Autonomes Fahren 26.08.2013, 12:48 Uhr

Kommt jetzt das selbstfahrende Google-Auto?

Bei der Entwicklung eines selbstfahrenden Autos ändert Google offenbar die Strategie: Medienberichten zufolge steht der Konzern in Verhandlungen mit IBM und Continental, um ein Fahrzeug nach eigenen Vorgaben zu entwickeln. Der Technologiejournalist Amir Efrati vermutet, dass am Horizont ein Roboter-Taxi stehen könnte. 

Google will nach Tests mit umgerüsteten Autos jetzt offenbar in Eigenregie einen selbstfahrenden Wagen  entwickeln.

Google will nach Tests mit umgerüsteten Autos jetzt offenbar in Eigenregie einen selbstfahrenden Wagen  entwickeln.

Foto: Screenshot ingenieur.de

Google testet in den USA schon seit Jahren autonome Autos, um die Vision eines Straßenverkehrs mit weniger Unfällen Wirklichkeit werden zu lassen. Bislang wurden Lasersysteme und andere erforderliche Technik-Komponenten in Testfahrzeuge wie den Toyota Prius und den Lexus RX eingebaut. Doch das scheint Google in puncto Flexibilität ein Klotz am Bein zu sein.

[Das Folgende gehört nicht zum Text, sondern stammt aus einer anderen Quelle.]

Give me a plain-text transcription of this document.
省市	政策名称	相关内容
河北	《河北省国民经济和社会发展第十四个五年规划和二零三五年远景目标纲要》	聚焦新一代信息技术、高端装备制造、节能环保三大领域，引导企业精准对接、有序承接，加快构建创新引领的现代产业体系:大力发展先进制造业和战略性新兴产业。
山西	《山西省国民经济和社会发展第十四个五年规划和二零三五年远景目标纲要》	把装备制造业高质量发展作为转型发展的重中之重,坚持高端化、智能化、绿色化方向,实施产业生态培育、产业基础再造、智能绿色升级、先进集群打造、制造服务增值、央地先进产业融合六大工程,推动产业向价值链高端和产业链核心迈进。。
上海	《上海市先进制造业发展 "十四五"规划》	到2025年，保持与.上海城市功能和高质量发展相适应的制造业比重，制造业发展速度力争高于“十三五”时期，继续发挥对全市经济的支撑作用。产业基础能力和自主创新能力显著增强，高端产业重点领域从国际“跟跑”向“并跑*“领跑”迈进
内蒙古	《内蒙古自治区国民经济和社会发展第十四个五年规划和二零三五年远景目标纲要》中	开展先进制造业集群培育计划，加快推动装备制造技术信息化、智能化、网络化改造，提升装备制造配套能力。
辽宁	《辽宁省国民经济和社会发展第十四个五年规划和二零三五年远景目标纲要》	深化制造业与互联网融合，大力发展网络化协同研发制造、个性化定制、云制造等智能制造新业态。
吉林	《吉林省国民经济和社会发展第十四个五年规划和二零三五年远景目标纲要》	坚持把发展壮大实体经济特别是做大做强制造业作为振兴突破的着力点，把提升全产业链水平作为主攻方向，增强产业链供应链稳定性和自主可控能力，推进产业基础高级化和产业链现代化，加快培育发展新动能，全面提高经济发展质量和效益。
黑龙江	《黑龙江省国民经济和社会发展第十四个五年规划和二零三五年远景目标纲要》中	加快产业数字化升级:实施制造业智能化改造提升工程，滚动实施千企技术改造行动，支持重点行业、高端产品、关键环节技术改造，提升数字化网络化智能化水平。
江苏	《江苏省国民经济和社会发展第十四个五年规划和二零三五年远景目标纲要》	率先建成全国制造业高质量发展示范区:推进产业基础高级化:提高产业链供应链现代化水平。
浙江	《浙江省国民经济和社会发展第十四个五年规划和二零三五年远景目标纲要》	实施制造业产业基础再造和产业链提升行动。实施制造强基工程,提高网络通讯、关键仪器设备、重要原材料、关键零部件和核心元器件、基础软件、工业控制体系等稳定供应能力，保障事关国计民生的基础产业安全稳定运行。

Deswegen folgt der Konzern wie zuvor bei Smartphones und Laptops wieder einmal dem Do-it-yourself Prinzip und lenkt die Strategie in Richtung eigenes Google-Auto. Laut einem FAZ-Bericht steht Google dabei kurz vor dem Abschluss von Kooperationsverträgen mit IBM und Continental, dem weltweit zweitgrößten Autozulieferer.

Einem Blog des Technikjournalisten Amir Efrati zufolge ziehe man sogar die Entwicklung eines Roboter-Taxis in Erwägung, das zukünftig Fahrgäste eigenständig durch die Stadt chauffieren könnte. Technologie-Blogs wie TechCrunch verweisen in diesem Zusammenhang auf die 250 Millionen US-Dollar schwere Investition des Riskokapital-Arms Google Ventures in das Taxiunternehmen Uber. 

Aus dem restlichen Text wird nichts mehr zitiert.